Geçtiğimiz haftalarda çalıştığım OSGB’nin hizmet verdiği iki işyerine, iş müfettişleri denetime geldiler. İki işyerinin de denetimlerine katıldım, denetimler içler acısıydı. Müfettişler, ellerindeki dosyaları bir an önce kapatıp üzerlerindeki işi bitirmenin derdindeydiler. Bir işyerinde yangına karşı hiçbir önlem alınmamıştı, hatta acil çıkış kapıları bile yoktu. Normal şartlarda çoklu ölüme sebebiyet verebilecek bu durumdaki işyerinin üretimi durdurulmalı, sorun çözülene kadar işyeri mühürlenmeliydi. Tahmin edeceğiniz gibi üretim durdurulmadı. Üretim alanı hızlı hızlı denetlendi, göstermelik birkaç eksik husus yazıldı. Yapılan denetimden sonra toplantı odasında müfettiş ile konuşmaya başladık. “Burada bir sürü sorun var. Sizin gelmeniz iyi oldu, bu sorunlar işçilerin canını yakıyor. Burada her hafta yangın çıkıyor. Üretimi gezerken gördünüz, büyük bir yangın çıksa toplu ölümler yaşanabilir. Siz geldiniz artık bu sorunlar çözülür” dedim. Müfettiş de “bizler de yazıyoruz ama maalesef işveren istemezse bir şey yapmıyor. Bizim de elimizden bir şey gelmiyor” dedi. Bu açıklama üzerine daha fazla dayanamayıp “siz yaptıramıyorsunuz, bizim yetkimiz yok. Ne olacak bu işin sonu? Yarın burada birkaç işçinin öldüğü bir kaza olsa kim sorumlu olacak? Hemen iş güvenliği uzmanı sorumludur, diye olayı kapatacak devlet” dedim. Müfettiş bozulmuştu, konuyu değiştirdi.

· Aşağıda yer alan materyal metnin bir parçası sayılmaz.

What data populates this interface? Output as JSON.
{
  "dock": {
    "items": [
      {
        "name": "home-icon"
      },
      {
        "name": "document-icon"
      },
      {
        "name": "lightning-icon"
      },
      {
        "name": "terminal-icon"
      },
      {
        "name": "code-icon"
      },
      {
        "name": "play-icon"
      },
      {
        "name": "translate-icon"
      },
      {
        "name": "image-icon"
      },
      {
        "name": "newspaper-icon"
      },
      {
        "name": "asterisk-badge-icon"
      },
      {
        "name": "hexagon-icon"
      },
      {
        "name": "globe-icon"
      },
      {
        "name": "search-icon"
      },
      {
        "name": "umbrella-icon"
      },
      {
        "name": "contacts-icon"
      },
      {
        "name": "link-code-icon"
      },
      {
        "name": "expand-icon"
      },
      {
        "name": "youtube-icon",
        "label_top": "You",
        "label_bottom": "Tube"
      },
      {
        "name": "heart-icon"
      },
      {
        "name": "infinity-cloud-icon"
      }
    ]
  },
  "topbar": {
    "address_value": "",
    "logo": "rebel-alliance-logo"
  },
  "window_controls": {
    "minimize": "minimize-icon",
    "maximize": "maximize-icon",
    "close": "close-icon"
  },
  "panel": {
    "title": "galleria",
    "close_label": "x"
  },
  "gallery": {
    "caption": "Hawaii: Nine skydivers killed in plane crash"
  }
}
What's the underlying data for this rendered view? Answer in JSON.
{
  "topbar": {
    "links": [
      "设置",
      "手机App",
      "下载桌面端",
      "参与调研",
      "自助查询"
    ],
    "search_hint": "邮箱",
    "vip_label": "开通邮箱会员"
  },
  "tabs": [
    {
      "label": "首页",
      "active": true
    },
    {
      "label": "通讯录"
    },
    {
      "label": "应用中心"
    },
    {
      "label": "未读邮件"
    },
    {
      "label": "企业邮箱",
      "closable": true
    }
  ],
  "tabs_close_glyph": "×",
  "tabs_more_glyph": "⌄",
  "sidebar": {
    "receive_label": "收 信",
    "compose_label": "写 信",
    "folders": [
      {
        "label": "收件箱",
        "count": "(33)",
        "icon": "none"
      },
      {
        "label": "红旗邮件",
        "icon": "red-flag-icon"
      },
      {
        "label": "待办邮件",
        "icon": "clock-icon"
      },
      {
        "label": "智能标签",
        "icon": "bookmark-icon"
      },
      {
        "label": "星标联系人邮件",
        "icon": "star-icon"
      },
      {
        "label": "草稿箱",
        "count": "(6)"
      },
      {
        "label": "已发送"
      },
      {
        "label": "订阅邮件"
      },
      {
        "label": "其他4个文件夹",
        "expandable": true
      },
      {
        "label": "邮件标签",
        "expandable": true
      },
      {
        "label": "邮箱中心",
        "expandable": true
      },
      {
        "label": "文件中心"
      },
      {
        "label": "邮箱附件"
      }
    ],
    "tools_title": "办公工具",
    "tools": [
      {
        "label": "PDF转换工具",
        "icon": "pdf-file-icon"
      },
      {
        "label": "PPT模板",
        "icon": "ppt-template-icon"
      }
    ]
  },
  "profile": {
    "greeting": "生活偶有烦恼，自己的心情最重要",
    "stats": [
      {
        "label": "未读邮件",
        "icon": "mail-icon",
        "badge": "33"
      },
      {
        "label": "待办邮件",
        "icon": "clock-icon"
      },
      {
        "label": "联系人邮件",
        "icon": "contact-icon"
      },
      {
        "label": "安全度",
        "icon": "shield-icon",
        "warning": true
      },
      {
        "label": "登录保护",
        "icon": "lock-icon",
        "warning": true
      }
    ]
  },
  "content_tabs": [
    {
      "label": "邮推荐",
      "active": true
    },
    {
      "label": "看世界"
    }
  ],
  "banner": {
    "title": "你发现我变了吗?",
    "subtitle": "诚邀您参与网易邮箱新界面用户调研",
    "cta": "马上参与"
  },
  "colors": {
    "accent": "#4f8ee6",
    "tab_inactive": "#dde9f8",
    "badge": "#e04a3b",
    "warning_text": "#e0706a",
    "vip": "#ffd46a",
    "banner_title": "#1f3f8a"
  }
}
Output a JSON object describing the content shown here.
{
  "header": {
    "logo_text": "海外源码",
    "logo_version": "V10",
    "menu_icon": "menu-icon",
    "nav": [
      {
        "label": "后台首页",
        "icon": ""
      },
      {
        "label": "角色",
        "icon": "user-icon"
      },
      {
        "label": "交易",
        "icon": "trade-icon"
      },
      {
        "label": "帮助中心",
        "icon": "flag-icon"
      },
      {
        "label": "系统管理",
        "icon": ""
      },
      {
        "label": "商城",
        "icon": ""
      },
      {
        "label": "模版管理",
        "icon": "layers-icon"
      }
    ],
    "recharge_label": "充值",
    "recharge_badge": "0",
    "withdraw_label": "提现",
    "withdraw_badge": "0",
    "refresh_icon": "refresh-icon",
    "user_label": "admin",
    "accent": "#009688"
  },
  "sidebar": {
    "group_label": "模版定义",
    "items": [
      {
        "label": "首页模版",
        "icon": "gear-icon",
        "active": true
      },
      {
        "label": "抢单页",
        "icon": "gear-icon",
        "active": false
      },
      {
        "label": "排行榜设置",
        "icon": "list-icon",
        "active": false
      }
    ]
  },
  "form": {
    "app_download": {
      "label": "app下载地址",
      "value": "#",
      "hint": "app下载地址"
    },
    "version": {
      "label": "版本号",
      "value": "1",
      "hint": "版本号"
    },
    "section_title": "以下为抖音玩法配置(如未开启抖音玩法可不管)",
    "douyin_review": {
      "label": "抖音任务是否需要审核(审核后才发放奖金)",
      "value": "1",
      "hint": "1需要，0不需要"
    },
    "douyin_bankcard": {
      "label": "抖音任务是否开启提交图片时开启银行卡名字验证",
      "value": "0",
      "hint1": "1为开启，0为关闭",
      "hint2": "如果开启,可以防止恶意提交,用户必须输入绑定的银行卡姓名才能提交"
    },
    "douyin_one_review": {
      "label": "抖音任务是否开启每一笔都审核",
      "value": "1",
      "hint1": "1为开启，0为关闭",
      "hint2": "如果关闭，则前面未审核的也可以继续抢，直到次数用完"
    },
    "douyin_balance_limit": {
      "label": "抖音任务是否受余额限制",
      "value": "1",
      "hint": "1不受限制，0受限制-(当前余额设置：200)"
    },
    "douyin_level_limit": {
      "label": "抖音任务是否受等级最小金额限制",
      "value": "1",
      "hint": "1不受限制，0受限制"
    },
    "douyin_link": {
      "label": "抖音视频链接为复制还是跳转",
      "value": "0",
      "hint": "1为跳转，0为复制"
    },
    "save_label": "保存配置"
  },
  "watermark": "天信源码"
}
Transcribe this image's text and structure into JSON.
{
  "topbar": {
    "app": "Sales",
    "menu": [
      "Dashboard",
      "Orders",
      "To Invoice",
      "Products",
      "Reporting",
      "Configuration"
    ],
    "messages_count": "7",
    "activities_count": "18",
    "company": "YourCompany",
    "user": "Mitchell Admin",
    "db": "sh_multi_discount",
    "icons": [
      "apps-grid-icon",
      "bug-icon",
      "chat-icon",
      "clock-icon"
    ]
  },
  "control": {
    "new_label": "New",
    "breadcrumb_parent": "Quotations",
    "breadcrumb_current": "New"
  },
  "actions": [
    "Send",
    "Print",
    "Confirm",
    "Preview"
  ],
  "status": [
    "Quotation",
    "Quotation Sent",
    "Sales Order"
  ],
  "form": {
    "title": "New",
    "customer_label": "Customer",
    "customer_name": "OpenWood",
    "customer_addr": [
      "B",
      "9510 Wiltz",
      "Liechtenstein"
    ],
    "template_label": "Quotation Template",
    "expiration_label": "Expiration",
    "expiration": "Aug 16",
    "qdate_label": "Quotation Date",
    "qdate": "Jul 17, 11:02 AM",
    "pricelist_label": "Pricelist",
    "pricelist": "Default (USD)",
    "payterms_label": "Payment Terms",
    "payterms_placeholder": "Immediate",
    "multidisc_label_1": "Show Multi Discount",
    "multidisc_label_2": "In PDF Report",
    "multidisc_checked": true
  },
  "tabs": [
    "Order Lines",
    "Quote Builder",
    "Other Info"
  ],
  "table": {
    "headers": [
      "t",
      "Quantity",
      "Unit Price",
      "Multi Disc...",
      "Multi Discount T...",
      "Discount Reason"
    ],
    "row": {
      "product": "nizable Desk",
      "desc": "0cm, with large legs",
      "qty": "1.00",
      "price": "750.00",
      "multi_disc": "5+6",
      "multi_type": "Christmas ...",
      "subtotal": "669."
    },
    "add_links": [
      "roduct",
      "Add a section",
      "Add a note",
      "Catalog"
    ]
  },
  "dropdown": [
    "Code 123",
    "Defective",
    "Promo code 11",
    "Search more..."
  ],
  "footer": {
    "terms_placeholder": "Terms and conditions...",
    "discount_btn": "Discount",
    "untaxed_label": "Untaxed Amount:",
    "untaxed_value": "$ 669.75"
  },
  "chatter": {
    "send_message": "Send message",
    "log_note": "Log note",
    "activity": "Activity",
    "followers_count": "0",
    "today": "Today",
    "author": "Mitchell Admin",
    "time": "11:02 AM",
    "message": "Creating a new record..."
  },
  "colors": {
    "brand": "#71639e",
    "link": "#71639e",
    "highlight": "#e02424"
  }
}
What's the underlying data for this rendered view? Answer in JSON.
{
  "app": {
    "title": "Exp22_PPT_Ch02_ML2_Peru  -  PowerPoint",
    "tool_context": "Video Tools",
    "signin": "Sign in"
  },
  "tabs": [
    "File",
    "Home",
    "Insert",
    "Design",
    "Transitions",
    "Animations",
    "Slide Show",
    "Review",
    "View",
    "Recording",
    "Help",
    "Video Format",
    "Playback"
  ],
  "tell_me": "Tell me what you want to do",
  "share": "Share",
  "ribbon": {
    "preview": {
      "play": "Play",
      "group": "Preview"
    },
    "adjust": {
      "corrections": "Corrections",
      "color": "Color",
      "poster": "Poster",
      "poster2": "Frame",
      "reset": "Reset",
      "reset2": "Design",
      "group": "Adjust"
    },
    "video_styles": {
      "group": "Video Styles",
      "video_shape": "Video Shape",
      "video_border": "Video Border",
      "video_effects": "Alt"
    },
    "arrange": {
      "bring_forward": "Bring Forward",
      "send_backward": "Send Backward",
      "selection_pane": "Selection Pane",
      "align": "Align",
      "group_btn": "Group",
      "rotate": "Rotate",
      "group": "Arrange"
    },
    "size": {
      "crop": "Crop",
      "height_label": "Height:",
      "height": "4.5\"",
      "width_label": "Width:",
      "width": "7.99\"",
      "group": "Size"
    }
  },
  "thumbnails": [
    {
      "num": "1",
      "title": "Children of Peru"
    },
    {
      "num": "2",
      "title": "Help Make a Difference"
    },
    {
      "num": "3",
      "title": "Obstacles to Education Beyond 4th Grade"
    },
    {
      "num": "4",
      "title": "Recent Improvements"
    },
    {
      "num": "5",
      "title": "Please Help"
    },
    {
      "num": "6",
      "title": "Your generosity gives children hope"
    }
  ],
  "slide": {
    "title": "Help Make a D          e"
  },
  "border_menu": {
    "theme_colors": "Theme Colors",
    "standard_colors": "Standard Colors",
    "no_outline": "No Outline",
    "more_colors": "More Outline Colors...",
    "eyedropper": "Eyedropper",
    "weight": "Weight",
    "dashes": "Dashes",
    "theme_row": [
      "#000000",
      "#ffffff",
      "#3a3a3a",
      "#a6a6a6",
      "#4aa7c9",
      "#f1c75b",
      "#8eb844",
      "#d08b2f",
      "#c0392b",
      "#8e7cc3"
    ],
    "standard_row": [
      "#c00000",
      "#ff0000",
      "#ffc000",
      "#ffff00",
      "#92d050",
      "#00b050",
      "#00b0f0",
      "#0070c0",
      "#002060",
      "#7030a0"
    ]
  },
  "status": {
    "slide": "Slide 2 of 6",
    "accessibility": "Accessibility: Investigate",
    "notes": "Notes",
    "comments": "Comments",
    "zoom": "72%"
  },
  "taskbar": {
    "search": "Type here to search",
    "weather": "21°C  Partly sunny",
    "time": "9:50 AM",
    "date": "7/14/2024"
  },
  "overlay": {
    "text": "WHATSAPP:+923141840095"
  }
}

Denetimin devamında bu müfettiş bilirkişilik de yaptığından bahsetti. İşveren vekilini çeşitli konularda uyardı. Ben de bilirkişi olduğunu öğrenince Bursa’daki boya fabrikasında kazan patlaması sonucu 5 kişinin hayatını kaybettiği kazayı hatırlatarak kazadan sonra iş güvenliği uzmanının tutuklanması hakkında ne düşündüğünü sordum. “Oradaki iş kazasına çok üzüldüm. İşverenin oğlu da hayatını kaybetmiş” deyince ben sinirlendim. İşveren önlem almadığı için çocuğunu kaybetti, peki diğer 4 işçi ne olacak? Onlar da işverenin yüzünden öldü, burada iş güvenliği uzmanının ne suçu vardı da tutuklandı?” diye sordum. Müfettiş “yasa yanlış kurgulanmış, sizleri sorumlu olarak gösteriyor” dedi.
Ortaya çıkan bu acı tablo bu düzende iş cinayetlerinin bitmeyeceğini bir kez daha bizlere göstermiş oluyor. Müfettişler de işverenin adamı gibi hareket ediyorlar. Bursa’da yaşanan patlamadan sonra o işyerinin daha önce iki defa Çalışma Bakanlığı tarafından denetlendiği ve uygunsuzluklar belirlendiği ortaya çıktı. Kazadan sonra iş güvenliği uzmanı sorgusuz sualsiz tutuklanmış oldu. Nedeni de kamuoyunu yatıştırmaktı. Bu tablolara maalesef ki çok alışığız. Soma’yı, Ermenek’i unutmadık. Buralarda da Bakanlık denetimler gerçekleştirdi, peşinden toplu ölümler geldi. Peki denetimlerdeki eksikler giderilmeyince patronlara ne oluyor dersiniz?
Sorunun cevabı çok basit, örneğin “uygunsuzluk” olarak “havalandırma yeterli değil” yazılıyor. İşveren havalandırma için bir maliyet çıkarıyor; 150-200 bin lira. Sonra ödeyeceği cezayı öğreniyor; 2500-3000 lira. İşveren doğal olarak önlem almak yerine ceza ödemeyi tercih ediyor. Bu durum Ermenek’te yaşanan toplu iş cinayetinde de medyaya yansımıştı. Sondaj yapılmadığı için işverene komik bir ceza kesilmişti. İşveren de önlemini almadan işine devam etmişti.
Bu tür kazaların önüne kısmen de olsa geçilebilmesi için asıl sorumlular yani patronlar, bu davalarda yargılanmalı ve ağır cezalar almalıdırlar.